There were few givens for the Twins bullpen coming into spring training. Ryan Pressly was one.
He threw hard, he had an outstanding curve, he had elevated his strikeouts per nine innings sharply and lowered his walk rate, he had climbed the bullpen heirarchy to become Paul Molitor's second most trusted reliever.
Today Pressly's dragging his 9.50 ERA back to Triple A.
Parker Hageman of Twins Daily on Thursday posted this analysis of Pressly's failure. Quick summary: Too many fastballs early in counts and when behind, not enough use of his best pitch, the curveball.
I noted in my previous post that there are positive markers in Pressly's stat line. Specifically, this year he has struck out 11.5 men per nine innings, 3.5 above his previous career high. But his walk rate is also higher, and nobody's going to succeed throwing 2.5 homers every nine innings.

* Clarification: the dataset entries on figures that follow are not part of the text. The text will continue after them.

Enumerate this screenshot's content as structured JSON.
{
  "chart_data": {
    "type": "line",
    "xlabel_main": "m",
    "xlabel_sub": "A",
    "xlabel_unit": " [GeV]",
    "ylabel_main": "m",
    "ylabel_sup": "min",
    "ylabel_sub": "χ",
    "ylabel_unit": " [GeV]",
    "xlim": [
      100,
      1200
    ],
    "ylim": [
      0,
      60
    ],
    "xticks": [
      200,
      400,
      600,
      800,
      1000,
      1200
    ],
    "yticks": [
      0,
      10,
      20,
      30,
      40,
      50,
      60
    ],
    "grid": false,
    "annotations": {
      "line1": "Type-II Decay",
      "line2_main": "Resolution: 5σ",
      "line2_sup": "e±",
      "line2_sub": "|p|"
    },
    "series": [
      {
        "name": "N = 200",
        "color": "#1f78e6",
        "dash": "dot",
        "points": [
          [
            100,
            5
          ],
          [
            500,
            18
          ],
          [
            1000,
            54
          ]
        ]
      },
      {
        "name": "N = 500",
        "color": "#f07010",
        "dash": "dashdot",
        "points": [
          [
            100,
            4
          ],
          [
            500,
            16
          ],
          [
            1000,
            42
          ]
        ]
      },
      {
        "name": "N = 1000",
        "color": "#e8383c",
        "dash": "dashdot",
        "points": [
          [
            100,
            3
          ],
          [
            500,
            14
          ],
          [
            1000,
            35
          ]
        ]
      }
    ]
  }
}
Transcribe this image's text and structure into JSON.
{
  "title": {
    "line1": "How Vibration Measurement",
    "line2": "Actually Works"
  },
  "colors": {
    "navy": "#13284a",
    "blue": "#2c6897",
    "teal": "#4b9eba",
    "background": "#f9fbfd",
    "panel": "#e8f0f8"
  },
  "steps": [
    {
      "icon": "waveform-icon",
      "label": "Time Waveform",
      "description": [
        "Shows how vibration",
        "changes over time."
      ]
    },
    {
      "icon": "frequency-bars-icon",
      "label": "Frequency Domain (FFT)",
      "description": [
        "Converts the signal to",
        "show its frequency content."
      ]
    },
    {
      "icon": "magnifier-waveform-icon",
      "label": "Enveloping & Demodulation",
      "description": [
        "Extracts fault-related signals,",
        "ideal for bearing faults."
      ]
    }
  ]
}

I have referred often to what I call "the Greg McMichael rule" of pitching: If you get outs, they'll find a role for you. Pressly arguably found himself in a role -- late inning shutdown reliever -- that he wasn't ready for. He entered this season with a 3.55 career ERA and a 3.70 FIP. His 2016 season, his "breakthrough" year, was a 3.70 ERA and 3.74 FIP.
Those are not the results one sees from eighth-inning guys in quality bullpens. They are middle-relief numbers, if that. Pressly acceded to the eighth-inning role last year because nobody else was doing any better, not because he had truly earned it.
And now he has to re-earn a lesser role.